Per Torres, “the tower is at its 76th floor (apparent floor 81). Friday had one-half of the floor-slab poured, with the remaining half poured Saturday. These upper floor slabs are poured to a depth of 18 inches, to increase their mass, as part of the building’s stiffness against wind loads.”
With its core standing approximately 1,280′ above the street, the building is visible throughout the metropolitan region, and even with 120 feet remaining, 432 Park Avenue already seems to dwarf One57, which — for a brief moment, ending this spring — was New York City’s tallest residential tower.
In terms of progress, “the months of April, May, and June saw six floor slabs cast, with the best month being July, which had seven floor slabs cast, a result of the refinement of the processes, the learning curve, and let’s not forget good weather with minimal delays. The open floors (drum floors) took a little more time, but the typical floors proceeded at an average 4 day cycle.

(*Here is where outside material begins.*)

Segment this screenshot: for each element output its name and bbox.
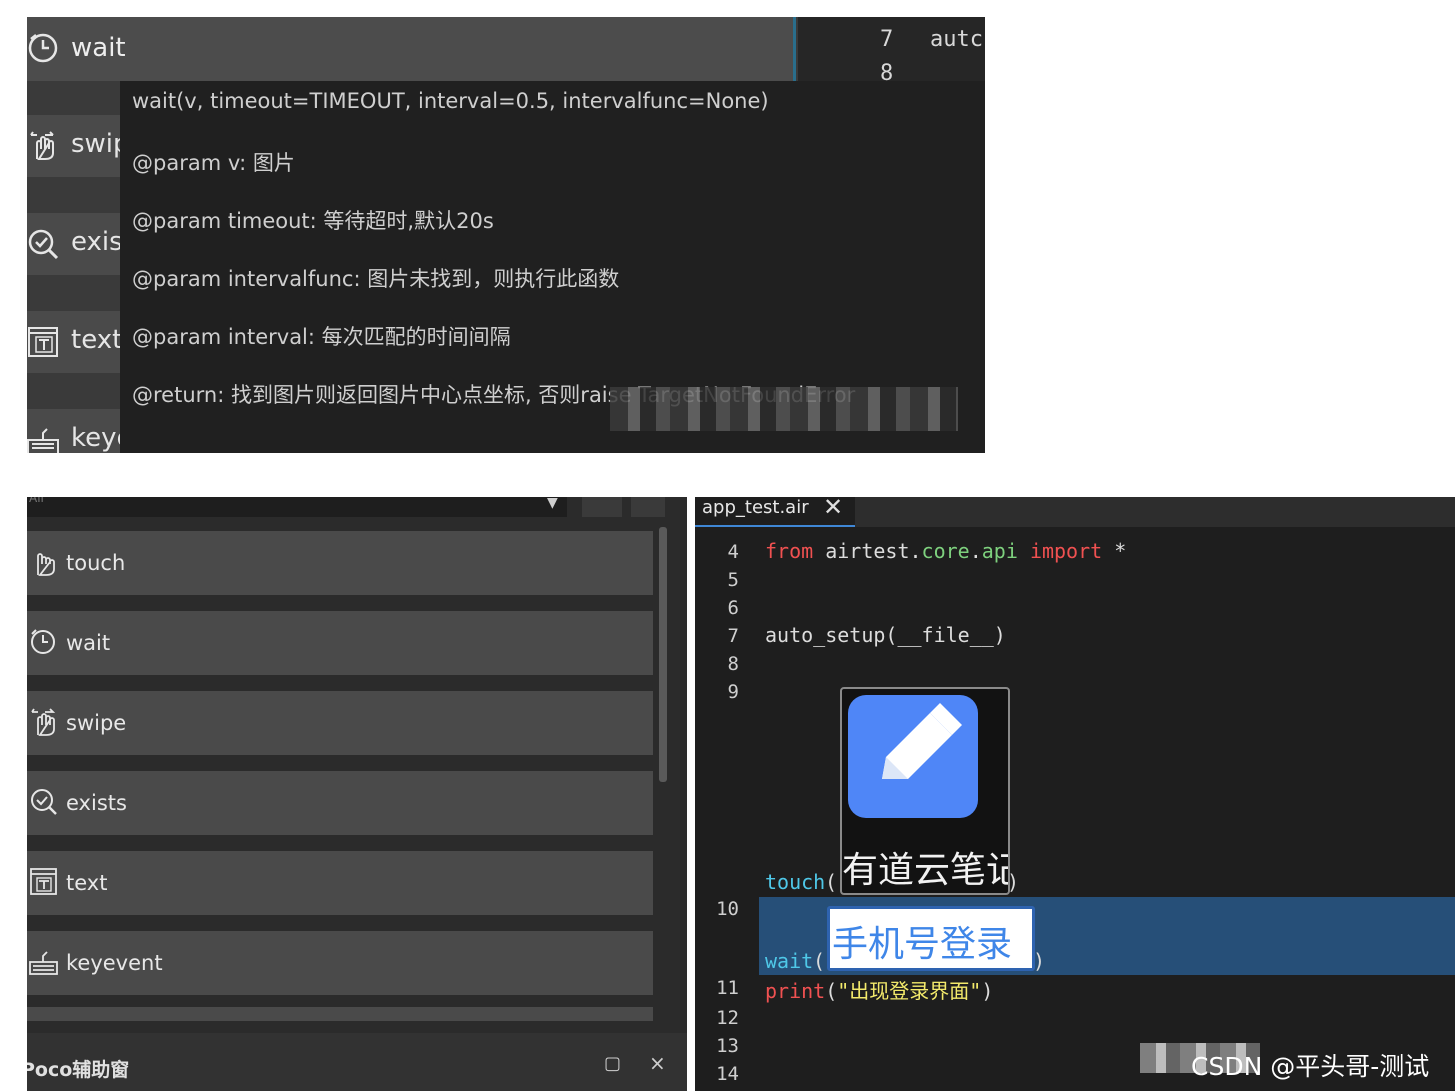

This is not bad, considering that two types of concrete are used; the white architectural concrete for columns and spandrel beams, and the grey structural concrete for the core walls and floor slabs. Most flat slab construction in NYC is normally done on a two-day cycle, using just grey structural concrete.”

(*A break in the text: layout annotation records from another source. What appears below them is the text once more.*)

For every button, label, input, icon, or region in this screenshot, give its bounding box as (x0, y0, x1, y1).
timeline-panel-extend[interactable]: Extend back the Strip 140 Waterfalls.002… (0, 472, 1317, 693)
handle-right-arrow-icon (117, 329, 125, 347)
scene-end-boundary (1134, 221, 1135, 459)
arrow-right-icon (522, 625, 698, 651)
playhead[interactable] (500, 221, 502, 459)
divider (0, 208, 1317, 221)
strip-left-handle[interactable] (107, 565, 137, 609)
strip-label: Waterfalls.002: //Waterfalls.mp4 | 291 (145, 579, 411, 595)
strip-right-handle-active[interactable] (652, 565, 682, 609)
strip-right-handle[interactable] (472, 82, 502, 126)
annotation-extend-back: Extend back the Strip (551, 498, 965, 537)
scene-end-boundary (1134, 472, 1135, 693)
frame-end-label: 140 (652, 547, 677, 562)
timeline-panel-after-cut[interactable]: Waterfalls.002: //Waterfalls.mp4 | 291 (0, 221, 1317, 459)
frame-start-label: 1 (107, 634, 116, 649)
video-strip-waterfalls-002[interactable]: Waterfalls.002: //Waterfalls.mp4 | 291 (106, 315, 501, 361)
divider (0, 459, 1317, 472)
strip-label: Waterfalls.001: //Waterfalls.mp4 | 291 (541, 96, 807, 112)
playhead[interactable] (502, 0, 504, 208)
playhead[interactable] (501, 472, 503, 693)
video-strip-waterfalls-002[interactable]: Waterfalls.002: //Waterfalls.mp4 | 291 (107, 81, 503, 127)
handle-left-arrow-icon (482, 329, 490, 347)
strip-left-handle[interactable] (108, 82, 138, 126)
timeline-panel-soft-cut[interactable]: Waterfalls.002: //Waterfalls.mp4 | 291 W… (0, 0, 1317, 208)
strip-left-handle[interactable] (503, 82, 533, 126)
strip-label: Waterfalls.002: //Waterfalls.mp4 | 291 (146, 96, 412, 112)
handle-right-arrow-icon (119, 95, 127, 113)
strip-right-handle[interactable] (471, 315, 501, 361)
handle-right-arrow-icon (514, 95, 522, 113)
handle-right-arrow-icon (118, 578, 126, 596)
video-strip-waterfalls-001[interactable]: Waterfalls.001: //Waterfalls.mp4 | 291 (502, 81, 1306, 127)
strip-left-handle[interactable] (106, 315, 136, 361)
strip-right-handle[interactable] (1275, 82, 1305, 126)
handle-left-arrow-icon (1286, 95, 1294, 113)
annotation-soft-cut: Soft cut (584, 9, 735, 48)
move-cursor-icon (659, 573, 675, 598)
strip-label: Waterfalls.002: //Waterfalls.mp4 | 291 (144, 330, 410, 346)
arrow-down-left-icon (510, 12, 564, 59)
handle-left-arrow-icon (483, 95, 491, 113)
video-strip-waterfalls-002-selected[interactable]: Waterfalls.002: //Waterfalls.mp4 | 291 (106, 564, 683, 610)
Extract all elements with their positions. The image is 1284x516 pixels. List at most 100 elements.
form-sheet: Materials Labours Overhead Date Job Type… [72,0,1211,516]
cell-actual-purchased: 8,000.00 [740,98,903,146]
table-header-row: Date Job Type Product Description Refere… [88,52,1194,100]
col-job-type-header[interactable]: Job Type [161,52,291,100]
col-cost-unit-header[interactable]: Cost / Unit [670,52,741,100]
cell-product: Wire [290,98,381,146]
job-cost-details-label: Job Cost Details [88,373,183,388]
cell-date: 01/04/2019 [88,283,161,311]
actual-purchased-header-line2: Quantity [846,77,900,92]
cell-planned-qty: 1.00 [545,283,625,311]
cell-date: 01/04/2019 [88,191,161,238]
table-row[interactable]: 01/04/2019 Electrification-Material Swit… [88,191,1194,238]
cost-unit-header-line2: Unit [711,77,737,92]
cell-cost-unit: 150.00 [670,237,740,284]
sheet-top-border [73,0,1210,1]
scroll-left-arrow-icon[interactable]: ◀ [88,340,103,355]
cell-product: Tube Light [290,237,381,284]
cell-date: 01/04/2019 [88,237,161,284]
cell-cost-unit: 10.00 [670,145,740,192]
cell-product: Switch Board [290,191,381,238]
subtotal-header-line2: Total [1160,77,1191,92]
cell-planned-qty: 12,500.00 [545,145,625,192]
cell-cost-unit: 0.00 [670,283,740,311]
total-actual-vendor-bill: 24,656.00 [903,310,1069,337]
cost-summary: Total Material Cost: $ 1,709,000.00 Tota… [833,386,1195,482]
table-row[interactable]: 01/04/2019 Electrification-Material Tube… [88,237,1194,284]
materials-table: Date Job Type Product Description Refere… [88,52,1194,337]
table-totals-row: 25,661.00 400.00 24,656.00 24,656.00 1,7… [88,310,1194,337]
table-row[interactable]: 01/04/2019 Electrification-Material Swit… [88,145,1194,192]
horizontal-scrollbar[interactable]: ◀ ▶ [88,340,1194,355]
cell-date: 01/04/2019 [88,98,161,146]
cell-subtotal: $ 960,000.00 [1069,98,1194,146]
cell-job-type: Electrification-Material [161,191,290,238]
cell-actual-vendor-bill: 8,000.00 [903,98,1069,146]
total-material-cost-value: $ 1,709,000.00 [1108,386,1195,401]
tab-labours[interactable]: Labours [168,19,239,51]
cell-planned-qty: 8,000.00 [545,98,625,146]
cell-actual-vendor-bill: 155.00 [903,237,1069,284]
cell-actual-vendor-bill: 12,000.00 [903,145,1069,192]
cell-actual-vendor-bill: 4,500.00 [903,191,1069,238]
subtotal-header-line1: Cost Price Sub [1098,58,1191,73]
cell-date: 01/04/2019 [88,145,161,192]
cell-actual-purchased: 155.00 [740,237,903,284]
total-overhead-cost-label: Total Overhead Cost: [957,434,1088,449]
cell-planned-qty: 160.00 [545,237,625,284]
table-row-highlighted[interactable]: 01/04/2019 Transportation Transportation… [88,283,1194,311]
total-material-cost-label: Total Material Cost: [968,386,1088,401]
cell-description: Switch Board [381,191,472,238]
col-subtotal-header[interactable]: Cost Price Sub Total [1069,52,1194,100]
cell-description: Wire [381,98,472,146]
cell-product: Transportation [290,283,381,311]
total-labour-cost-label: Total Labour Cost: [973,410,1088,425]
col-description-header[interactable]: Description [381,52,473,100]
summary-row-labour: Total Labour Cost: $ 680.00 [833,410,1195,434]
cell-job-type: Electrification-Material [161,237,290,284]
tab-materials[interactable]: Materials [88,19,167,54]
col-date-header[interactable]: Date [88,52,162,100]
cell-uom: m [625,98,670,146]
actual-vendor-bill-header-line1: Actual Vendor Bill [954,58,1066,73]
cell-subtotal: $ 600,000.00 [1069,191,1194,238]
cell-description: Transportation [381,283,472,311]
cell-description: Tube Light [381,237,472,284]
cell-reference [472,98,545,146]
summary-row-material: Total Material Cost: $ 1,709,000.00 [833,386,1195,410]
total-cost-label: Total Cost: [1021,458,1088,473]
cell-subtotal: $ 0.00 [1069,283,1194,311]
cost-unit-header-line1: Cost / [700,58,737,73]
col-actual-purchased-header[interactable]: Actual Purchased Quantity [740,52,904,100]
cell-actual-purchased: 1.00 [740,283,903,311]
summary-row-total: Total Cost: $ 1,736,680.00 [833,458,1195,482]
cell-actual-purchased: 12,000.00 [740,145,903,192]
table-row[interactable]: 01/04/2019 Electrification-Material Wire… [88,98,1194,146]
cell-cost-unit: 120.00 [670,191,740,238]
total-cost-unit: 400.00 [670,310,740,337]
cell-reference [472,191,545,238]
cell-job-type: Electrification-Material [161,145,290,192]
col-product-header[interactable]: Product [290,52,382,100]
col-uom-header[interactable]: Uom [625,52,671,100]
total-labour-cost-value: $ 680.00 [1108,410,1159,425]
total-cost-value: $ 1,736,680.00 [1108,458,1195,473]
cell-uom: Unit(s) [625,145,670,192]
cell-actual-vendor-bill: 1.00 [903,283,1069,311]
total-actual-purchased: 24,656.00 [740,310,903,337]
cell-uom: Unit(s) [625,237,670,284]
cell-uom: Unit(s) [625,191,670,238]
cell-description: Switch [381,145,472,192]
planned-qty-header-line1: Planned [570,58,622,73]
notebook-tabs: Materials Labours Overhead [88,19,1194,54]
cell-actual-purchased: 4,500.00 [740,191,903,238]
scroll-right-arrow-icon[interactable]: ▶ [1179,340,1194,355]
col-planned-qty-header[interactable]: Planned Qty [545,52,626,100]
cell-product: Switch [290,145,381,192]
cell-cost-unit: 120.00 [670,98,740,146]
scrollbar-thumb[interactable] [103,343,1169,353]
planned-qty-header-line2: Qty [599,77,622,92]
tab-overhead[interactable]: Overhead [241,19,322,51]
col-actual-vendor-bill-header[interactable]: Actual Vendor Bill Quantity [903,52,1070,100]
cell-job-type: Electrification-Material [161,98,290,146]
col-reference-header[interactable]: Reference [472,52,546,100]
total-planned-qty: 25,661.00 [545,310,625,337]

While only ten floors are left before topping-out, the work up top remains substantial, and “the dynamic damper to control sway still needs to rise, and there is to be a major pour of concrete to be made near the top of the building.”
The appearance of architect Rafael Vinoly’s creation has improved significantly with scale, and the choice of white concrete for the facade shows just how attractive and versatile the material really is — as well as incredibly strong, given the forces and dynamics at play in a tower so thin and so tall.

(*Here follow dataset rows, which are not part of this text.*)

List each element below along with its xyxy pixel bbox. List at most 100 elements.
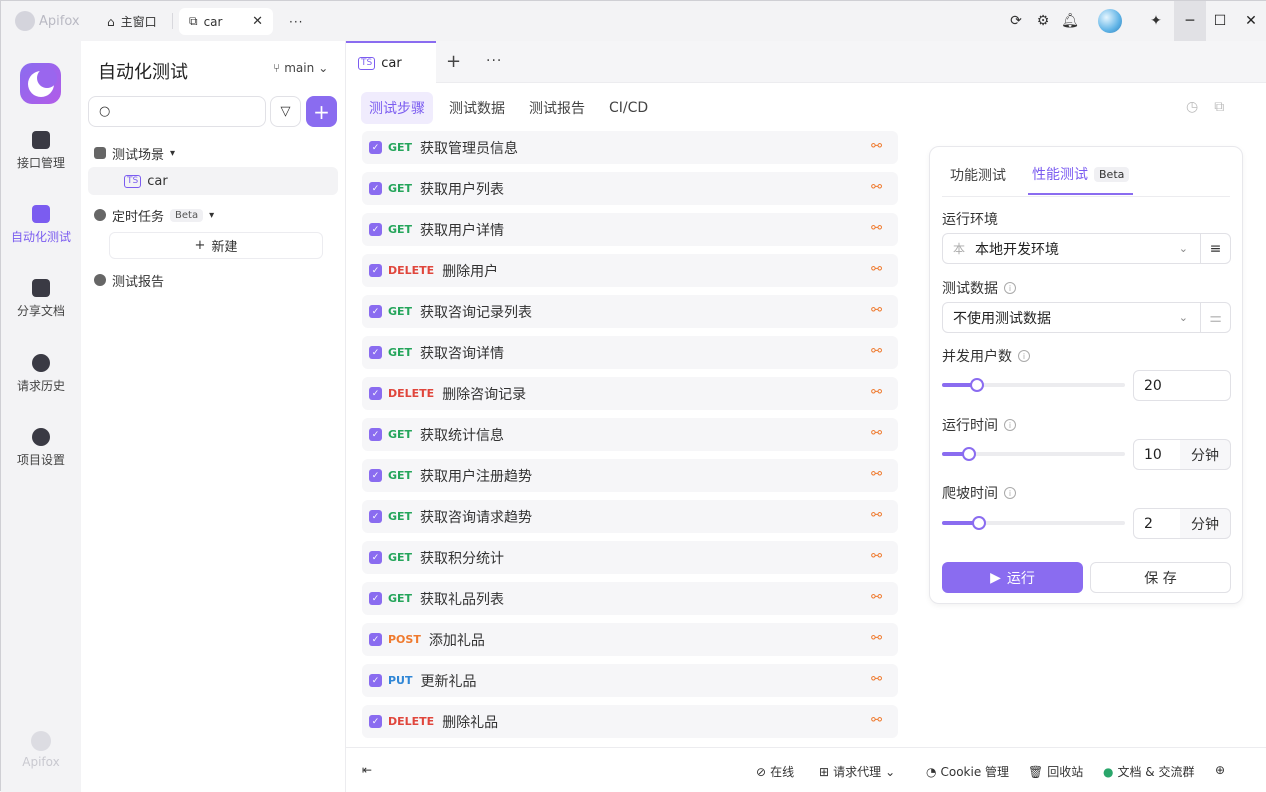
checkbox[interactable]: ✓ [369,715,382,728]
checkbox[interactable]: ✓ [369,592,382,605]
link-icon[interactable]: ⚯ [871,672,882,687]
run-time-input[interactable]: 10 [1133,439,1181,470]
concurrent-users-input[interactable]: 20 [1133,370,1231,401]
new-task-button[interactable]: + 新建 [109,232,323,259]
link-icon[interactable]: ⚯ [871,221,882,236]
car-window-tab[interactable]: ⧉ car ✕ [179,8,273,35]
tab-performance-test[interactable]: 性能测试 Beta [1028,155,1134,195]
community-link[interactable]: ● 文档 & 交流群 [1103,763,1194,780]
gear-icon[interactable]: ⚙ [1033,11,1053,31]
tab-ci-cd[interactable]: CI/CD [601,92,656,124]
tab-test-reports[interactable]: 测试报告 [521,92,593,124]
link-icon[interactable]: ⚯ [871,426,882,441]
avatar[interactable] [1098,9,1122,33]
link-icon[interactable]: ⚯ [871,549,882,564]
step-row[interactable]: ✓ GET 获取用户详情 ⚯ [362,213,898,246]
online-status[interactable]: ⊘ 在线 [756,763,794,780]
checkbox[interactable]: ✓ [369,264,382,277]
checkbox[interactable]: ✓ [369,387,382,400]
rail-item-api[interactable]: 接口管理 [1,131,81,171]
env-manage-button[interactable]: ≡ [1200,233,1231,264]
checkbox[interactable]: ✓ [369,346,382,359]
collapse-sidebar-icon[interactable]: ⇤ [362,763,372,777]
step-row[interactable]: ✓ DELETE 删除用户 ⚯ [362,254,898,287]
link-icon[interactable]: ⚯ [871,139,882,154]
tab-functional-test[interactable]: 功能测试 [946,155,1010,195]
close-window-button[interactable]: ✕ [1235,1,1266,41]
link-icon[interactable]: ⚯ [871,631,882,646]
slider-handle[interactable] [971,516,986,530]
pin-icon[interactable]: ✦ [1146,11,1166,31]
history-icon[interactable]: ◷ [1186,99,1198,115]
slider-handle[interactable] [969,378,984,392]
tab-more-button[interactable]: ··· [486,53,502,69]
checkbox[interactable]: ✓ [369,674,382,687]
proxy-menu[interactable]: ⊞ 请求代理 ⌄ [819,763,895,780]
branch-selector[interactable]: ⑂ main ⌄ [273,61,328,75]
recycle-bin[interactable]: 🗑︎ 回收站 [1028,763,1083,780]
app-logo[interactable] [20,63,61,104]
more-tabs-button[interactable]: ··· [279,8,313,35]
search-input[interactable] [116,104,257,119]
checkbox[interactable]: ✓ [369,182,382,195]
checkbox[interactable]: ✓ [369,223,382,236]
rail-item-history[interactable]: 请求历史 [1,354,81,394]
link-icon[interactable]: ⚯ [871,303,882,318]
step-row[interactable]: ✓ GET 获取咨询详情 ⚯ [362,336,898,369]
link-icon[interactable]: ⚯ [871,590,882,605]
run-button[interactable]: ▶ 运行 [942,562,1083,593]
tree-item-test-reports[interactable]: 测试报告 [88,266,338,294]
close-tab-icon[interactable]: ✕ [252,14,263,29]
step-row[interactable]: ✓ GET 获取积分统计 ⚯ [362,541,898,574]
link-icon[interactable]: ⚯ [871,508,882,523]
run-time-slider[interactable] [942,447,1125,461]
maximize-button[interactable]: ☐ [1204,1,1236,41]
link-icon[interactable]: ⚯ [871,344,882,359]
step-row[interactable]: ✓ GET 获取用户列表 ⚯ [362,172,898,205]
minimize-button[interactable]: ─ [1174,1,1206,41]
link-icon[interactable]: ⚯ [871,385,882,400]
home-window-tab[interactable]: ⌂ 主窗口 [97,8,167,35]
step-row[interactable]: ✓ DELETE 删除礼品 ⚯ [362,705,898,738]
link-icon[interactable]: ⚯ [871,180,882,195]
tree-item-car[interactable]: TS car [88,167,338,195]
test-data-select[interactable]: 不使用测试数据 ⌄ [942,302,1201,333]
checkbox[interactable]: ✓ [369,428,382,441]
tab-test-steps[interactable]: 测试步骤 [361,92,433,124]
rail-item-settings[interactable]: 项目设置 [1,428,81,468]
test-data-settings-button[interactable]: ⚌ [1200,302,1231,333]
env-select[interactable]: 本 本地开发环境 ⌄ [942,233,1201,264]
step-row[interactable]: ✓ PUT 更新礼品 ⚯ [362,664,898,697]
checkbox[interactable]: ✓ [369,633,382,646]
tab-car[interactable]: TS car [346,41,436,83]
checkbox[interactable]: ✓ [369,510,382,523]
upload-icon[interactable]: ⊕ [1215,763,1225,777]
rail-item-automation[interactable]: 自动化测试 [1,205,81,245]
bell-icon[interactable]: 🔔︎ [1060,11,1080,31]
tree-item-scheduled-tasks[interactable]: 定时任务 Beta ▾ [88,201,338,229]
ramp-up-input[interactable]: 2 [1133,508,1181,539]
checkbox[interactable]: ✓ [369,141,382,154]
link-icon[interactable]: ⚯ [871,467,882,482]
step-row[interactable]: ✓ DELETE 删除咨询记录 ⚯ [362,377,898,410]
checkbox[interactable]: ✓ [369,305,382,318]
step-row[interactable]: ✓ GET 获取咨询记录列表 ⚯ [362,295,898,328]
step-row[interactable]: ✓ GET 获取礼品列表 ⚯ [362,582,898,615]
step-row[interactable]: ✓ POST 添加礼品 ⚯ [362,623,898,656]
step-row[interactable]: ✓ GET 获取用户注册趋势 ⚯ [362,459,898,492]
checkbox[interactable]: ✓ [369,551,382,564]
copy-icon[interactable]: ⧉ [1214,99,1224,115]
add-button[interactable]: + [306,96,337,127]
filter-button[interactable]: ▽ [270,96,301,127]
concurrent-users-slider[interactable] [942,378,1125,392]
step-row[interactable]: ✓ GET 获取管理员信息 ⚯ [362,131,898,164]
cookie-manager[interactable]: ◔ Cookie 管理 [926,763,1009,780]
step-row[interactable]: ✓ GET 获取咨询请求趋势 ⚯ [362,500,898,533]
tree-item-test-scenarios[interactable]: 测试场景 ▾ [88,139,338,167]
save-button[interactable]: 保 存 [1090,562,1231,593]
link-icon[interactable]: ⚯ [871,262,882,277]
slider-handle[interactable] [962,447,977,461]
new-tab-button[interactable]: + [446,51,461,72]
step-row[interactable]: ✓ GET 获取统计信息 ⚯ [362,418,898,451]
ramp-up-slider[interactable] [942,516,1125,530]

Such storied heights will be increasingly common in the near-future, and excavation is nearly complete at 217 West 57th Street, which will have a taller roof than 432 Park, in addition to an approximately 300-foot spire. One block east, 111 West 57th Street will be of a size closer to 432, also standing roughly 1,400 feet tall.
CIM and Macklowe are the developers, and completion is expected next year, when — likely only for a brief moment — 432 Park will actually have the highest roof in New York City, passing One World Trade Center’s by thirty feet.